Donald Davies in 1949 Mr Davies invented early computer games such his nought and crosses machine

He became involved in the development of creating a network of computers giving them the ability to communicate after designing early electronic stored-program digital computers.

Mr Davies, who died in May 2000 at the age of 75, was brought up in Portsmouth after his mother moved the family following the death of his father.

He went on to study at Imperial College, London, and gained degrees in physics in 1943 and mathematics in 1947.

That year, after learning about the work on the first computer system - known as the Automatic Computing Engine (ACE) - he joined the National Physical Laboratory (NPL) as a member the team led by Mr Turing which eventually created the ACE computer.

In 1966, he returned to NPL and as head of the computer section he was involved in the development of an idea to achieve communication between computers and which continued abroad.

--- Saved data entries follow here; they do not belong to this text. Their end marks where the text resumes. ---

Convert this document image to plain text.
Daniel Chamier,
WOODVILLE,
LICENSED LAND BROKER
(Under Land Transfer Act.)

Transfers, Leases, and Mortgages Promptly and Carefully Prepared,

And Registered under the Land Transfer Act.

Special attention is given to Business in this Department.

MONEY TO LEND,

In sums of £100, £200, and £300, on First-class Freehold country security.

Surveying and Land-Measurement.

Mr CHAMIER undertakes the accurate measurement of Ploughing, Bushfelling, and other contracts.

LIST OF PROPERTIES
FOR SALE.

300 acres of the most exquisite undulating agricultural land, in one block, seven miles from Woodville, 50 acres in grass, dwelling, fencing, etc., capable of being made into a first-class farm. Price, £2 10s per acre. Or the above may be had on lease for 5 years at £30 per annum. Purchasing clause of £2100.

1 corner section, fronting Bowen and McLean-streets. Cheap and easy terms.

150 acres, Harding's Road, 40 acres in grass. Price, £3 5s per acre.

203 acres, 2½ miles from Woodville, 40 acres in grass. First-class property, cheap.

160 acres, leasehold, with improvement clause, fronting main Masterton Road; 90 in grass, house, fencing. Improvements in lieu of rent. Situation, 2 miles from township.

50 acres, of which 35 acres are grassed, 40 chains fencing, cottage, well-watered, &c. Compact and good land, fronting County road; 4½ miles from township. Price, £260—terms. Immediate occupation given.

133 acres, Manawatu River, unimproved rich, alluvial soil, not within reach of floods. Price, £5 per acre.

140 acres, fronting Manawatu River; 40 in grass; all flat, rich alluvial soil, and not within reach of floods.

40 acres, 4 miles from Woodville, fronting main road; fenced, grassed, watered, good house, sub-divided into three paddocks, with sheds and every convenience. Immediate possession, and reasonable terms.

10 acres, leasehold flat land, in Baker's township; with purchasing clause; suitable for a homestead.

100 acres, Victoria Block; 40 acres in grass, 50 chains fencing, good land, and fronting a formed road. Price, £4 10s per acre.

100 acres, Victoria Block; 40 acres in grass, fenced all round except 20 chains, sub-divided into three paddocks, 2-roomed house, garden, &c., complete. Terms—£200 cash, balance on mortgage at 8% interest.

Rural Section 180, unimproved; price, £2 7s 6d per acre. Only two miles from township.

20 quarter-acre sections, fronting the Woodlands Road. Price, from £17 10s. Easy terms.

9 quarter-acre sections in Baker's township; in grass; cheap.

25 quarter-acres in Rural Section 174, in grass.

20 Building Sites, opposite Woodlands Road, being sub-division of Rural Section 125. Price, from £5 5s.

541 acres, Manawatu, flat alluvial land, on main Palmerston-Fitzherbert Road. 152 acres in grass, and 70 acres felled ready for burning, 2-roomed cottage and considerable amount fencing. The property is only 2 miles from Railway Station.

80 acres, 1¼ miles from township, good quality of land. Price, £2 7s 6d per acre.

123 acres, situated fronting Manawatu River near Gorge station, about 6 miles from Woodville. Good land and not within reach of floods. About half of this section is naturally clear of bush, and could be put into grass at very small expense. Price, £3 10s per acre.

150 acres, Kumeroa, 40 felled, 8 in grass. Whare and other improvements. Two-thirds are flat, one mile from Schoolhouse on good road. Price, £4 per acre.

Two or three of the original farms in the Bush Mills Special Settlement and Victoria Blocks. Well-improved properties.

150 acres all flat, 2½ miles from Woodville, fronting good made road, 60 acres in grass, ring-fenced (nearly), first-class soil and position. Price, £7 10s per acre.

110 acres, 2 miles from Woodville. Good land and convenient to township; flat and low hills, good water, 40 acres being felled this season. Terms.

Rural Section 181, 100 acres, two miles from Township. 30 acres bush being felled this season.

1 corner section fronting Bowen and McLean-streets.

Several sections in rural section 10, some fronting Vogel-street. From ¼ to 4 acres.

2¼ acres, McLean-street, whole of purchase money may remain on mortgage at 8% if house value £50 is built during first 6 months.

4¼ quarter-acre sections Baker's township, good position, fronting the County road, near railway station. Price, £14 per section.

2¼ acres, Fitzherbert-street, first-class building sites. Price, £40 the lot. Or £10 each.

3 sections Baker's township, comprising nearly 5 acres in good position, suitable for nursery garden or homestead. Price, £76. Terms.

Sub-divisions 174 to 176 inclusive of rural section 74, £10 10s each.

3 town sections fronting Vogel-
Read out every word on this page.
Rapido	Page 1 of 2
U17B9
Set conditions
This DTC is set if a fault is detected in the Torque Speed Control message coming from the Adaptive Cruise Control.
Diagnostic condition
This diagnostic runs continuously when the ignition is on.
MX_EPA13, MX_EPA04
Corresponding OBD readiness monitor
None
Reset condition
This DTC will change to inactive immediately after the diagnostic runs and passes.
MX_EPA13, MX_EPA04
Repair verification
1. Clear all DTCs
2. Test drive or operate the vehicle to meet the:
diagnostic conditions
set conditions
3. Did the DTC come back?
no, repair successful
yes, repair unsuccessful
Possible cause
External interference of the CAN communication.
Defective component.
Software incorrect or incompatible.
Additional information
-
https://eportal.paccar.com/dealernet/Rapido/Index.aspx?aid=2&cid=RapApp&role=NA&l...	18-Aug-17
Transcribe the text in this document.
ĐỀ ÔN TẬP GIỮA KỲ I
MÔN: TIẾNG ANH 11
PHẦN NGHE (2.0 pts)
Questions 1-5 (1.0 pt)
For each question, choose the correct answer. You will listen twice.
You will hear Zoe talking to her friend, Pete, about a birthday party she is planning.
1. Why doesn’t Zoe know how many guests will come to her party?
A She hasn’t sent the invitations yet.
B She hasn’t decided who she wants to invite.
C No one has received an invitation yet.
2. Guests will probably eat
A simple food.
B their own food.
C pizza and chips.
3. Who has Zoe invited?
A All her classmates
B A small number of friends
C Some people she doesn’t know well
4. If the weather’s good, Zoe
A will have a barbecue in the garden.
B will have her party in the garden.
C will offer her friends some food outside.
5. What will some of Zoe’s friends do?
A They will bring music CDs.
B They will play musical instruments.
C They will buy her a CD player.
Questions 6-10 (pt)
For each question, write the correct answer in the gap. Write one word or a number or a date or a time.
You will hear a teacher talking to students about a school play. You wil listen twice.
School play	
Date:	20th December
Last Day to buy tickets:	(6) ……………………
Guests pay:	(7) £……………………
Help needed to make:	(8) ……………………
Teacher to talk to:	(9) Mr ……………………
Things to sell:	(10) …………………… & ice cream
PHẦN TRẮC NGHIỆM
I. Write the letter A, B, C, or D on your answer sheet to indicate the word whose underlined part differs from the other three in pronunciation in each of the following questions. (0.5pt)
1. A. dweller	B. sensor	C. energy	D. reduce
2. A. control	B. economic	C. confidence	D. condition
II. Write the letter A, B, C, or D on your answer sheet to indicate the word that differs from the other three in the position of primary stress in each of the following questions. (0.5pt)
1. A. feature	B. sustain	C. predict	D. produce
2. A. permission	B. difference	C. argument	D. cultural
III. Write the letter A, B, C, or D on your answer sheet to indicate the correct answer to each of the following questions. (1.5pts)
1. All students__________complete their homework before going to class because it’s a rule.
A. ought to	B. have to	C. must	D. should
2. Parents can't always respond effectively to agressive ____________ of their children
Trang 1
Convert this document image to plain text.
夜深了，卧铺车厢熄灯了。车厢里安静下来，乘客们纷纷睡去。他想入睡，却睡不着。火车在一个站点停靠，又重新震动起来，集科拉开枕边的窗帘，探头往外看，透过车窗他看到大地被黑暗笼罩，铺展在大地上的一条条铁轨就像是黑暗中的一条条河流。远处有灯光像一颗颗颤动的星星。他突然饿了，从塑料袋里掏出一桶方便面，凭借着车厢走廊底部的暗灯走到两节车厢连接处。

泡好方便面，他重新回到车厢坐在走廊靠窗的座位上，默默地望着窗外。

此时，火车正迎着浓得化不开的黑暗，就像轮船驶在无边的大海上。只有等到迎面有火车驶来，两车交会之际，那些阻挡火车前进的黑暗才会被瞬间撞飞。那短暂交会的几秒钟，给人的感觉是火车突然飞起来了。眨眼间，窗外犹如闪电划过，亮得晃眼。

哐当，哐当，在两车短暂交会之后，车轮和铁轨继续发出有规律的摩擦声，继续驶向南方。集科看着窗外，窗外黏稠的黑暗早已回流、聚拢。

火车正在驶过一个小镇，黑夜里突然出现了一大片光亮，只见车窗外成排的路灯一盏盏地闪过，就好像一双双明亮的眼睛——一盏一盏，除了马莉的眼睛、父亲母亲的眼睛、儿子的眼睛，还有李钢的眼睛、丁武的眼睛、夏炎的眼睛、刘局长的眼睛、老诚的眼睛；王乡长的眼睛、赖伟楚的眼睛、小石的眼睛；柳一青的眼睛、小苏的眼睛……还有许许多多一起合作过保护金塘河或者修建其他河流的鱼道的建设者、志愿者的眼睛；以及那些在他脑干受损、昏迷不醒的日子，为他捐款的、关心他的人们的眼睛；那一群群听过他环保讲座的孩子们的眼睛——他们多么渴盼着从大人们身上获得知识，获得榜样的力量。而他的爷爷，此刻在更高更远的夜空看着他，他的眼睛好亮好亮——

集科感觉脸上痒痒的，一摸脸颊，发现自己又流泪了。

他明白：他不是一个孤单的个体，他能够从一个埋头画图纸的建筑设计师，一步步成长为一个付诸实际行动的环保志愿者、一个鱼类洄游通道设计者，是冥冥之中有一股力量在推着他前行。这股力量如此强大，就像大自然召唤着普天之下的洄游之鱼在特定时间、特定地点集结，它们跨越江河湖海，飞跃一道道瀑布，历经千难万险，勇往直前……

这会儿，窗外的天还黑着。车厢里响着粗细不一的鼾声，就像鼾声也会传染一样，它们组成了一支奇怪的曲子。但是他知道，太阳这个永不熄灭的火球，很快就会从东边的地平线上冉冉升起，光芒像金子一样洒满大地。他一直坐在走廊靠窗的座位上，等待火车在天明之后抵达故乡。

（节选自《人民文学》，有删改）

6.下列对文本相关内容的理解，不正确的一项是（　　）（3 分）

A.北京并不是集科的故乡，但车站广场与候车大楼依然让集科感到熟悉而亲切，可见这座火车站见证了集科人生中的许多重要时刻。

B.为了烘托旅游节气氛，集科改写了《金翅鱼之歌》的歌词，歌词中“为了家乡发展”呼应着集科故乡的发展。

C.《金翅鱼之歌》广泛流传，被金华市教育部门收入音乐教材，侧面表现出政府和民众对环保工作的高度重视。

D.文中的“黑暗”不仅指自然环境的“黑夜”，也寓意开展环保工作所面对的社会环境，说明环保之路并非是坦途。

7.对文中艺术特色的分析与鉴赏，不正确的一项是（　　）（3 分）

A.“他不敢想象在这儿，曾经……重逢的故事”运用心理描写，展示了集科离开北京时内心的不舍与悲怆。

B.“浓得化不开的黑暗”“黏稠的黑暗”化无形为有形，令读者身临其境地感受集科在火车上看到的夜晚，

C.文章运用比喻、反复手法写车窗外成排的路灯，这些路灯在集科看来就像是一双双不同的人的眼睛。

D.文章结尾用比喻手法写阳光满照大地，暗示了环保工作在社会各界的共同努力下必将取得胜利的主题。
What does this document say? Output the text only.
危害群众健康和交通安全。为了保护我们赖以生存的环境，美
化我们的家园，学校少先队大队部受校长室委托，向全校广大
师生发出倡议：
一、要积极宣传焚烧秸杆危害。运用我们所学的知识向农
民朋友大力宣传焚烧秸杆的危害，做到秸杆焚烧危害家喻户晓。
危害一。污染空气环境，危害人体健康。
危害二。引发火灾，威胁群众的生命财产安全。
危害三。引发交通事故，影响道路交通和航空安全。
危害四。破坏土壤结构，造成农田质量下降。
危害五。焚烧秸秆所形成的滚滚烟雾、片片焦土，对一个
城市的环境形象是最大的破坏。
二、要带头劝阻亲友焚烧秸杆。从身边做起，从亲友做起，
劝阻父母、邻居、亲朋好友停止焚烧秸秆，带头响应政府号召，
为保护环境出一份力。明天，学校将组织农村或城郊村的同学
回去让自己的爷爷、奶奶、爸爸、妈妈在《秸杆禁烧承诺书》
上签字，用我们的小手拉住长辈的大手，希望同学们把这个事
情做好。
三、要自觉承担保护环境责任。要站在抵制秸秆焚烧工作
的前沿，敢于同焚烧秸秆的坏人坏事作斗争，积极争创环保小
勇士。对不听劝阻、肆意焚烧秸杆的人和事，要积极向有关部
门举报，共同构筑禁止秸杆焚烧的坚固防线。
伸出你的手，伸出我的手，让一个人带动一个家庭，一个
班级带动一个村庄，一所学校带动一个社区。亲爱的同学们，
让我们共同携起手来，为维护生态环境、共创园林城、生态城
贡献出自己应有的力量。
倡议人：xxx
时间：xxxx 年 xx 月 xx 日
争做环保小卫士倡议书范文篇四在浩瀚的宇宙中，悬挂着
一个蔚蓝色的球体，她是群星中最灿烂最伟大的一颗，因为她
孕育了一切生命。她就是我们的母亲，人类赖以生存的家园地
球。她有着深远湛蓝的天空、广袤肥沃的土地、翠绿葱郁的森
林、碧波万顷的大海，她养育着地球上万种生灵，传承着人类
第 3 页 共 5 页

Mr Ian Titherington told BBC Radio Wales how his relative's work continued in America and how he hopes similar home grown inventors in the future will be supported so their work can develop in the UK.

"There is a lesson there for all of us," he said.

"Wouldn't it be wonderful in the future if we can develop these ideas in Wales in our universities rather than having to reply on geniuses like this going half way round the world to develop their ideas."

Family and friends travelled from as far as Adelaide, Australia to see the Deputy Mayor of Rhondda Cynon Taf unveil the plaque Family and friends travelled from as far as Australia to see RCT's deputy mayor unveil the plaque

In an interview in 2010, his wife Diane told the BBC her husband would have been embarrassed but proud of the success of his work.

"When you realise what has come over the years and how importance it is now it is quite staggering really," she said.

Mr Davies received the British Computer Society Award in 1974, publishing books on computer communication networks in 1973 and security for computer networks in 1984.

His great nephew says he also worked on cryptology for the secure communication in the bank industry.

The plaque to Mr Davies has been unveiled at Treorchy Library in a ceremony attended by members of his family.

Since 2010 Rhondda Cynon Taf council has erected over 30 blue plaques around the county borough to recognise notable people, places and events.